L5Kit comes with a handy function to separate an individual scene from a bigger dataset that we can use to unroll a single scene (or a set) of choice.

In [None]:
# ==== EVAL LOOP
scenes_to_unroll = 5
images, collisions, driftings = [], [], []
for scene_idx in range(0, len(eval_zarr.scenes), len(eval_zarr.scenes)//scenes_to_unroll):
    scene_dataset = eval_dataset.get_scene_dataset(scene_idx)
    scene_images, scene_collisions, scene_driftings = unroll_scene(scene_dataset, model)
    images.append(scene_images)
    collisions.append(scene_collisions)
    driftings.append(scene_driftings)

# Qualitative Evaluation: Visualise the Closed-Loop

We can visualise the frames we have stored in the previous cell. 

**DriveNet is now in full control of the AV as it moves through the annotated scene.**

In [None]:
from IPython.display import display, clear_output
import PIL
from time import sleep
 
for frame in images[2]:
    clear_output(wait=True)
    display(PIL.Image.fromarray(frame))
    sleep(0.05)

# Quantitative Evaluation: Plotting Errors from the Closed-Loop

We can collect metrics from different scenes and plot them here.

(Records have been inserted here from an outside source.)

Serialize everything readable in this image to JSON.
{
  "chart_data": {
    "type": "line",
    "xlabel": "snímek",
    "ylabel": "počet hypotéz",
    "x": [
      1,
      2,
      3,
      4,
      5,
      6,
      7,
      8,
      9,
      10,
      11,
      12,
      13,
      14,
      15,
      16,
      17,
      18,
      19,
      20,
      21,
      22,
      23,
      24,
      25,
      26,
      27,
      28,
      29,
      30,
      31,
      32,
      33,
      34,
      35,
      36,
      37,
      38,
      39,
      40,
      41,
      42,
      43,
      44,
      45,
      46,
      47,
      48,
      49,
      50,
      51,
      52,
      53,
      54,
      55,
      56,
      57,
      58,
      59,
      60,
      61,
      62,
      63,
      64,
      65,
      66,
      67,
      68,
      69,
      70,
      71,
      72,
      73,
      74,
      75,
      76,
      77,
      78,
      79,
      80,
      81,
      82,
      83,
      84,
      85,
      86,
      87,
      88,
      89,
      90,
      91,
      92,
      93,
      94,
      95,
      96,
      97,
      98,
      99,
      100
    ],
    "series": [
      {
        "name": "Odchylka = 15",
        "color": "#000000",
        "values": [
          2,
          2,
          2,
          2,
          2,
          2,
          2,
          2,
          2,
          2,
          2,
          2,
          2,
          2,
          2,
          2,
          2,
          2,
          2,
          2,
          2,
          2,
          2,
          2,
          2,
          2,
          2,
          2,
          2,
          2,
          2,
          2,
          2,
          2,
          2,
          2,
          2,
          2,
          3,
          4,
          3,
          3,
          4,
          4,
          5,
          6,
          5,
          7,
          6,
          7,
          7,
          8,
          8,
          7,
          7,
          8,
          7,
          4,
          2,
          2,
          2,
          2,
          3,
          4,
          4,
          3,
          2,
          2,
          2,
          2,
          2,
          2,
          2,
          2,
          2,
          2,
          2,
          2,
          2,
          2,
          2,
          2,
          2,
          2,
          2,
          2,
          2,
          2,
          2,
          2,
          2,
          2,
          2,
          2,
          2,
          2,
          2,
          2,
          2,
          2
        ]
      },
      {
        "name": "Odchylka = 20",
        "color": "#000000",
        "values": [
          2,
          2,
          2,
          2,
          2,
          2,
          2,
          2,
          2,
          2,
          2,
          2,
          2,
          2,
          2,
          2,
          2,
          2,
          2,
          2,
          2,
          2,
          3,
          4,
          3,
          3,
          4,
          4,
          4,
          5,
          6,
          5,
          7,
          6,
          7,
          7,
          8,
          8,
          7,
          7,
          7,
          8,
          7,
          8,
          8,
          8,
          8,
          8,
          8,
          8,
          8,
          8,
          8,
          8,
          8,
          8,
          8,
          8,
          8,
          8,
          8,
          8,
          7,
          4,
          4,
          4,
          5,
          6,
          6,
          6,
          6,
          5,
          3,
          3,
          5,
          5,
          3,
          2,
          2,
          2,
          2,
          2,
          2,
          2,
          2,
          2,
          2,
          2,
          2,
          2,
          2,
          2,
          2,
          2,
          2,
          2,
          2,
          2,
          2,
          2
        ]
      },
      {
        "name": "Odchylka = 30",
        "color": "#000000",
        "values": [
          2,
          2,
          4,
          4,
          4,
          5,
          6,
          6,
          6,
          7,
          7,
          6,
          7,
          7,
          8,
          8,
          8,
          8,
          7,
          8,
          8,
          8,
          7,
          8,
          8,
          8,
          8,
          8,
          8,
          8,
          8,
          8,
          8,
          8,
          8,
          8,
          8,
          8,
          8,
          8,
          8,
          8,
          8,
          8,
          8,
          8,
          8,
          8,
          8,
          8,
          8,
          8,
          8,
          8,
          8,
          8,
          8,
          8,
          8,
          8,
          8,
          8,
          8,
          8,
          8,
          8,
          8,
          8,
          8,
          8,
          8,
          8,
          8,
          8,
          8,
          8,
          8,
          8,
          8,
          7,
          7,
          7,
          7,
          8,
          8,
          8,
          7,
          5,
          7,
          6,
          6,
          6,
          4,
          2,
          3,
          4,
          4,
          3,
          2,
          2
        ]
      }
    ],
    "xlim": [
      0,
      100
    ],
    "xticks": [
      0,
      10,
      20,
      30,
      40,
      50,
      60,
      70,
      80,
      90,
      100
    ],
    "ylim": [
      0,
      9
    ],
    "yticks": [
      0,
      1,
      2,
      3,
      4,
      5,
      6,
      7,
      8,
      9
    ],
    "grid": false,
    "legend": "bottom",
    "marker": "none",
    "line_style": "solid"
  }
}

For collision, we have split them into *rear, front and side* to better capture the nature of different errors.

In [None]:
collision_names = np.asarray([collision[0] for scene_collisions in collisions for collision in scene_collisions])
driftings = np.asarray([drift for scene_driftings in driftings for drift in scene_driftings])
values = []
names = []

for collision_name in ["front", "side", "rear"]:
    values.append(np.sum(collision_names == collision_name))
    names.append(collision_name)

values.append(np.sum(driftings == True))
names.append("displacement error")

plt.bar(np.arange(len(names)), values)
plt.xticks(np.arange(len(names)), names)
plt.show()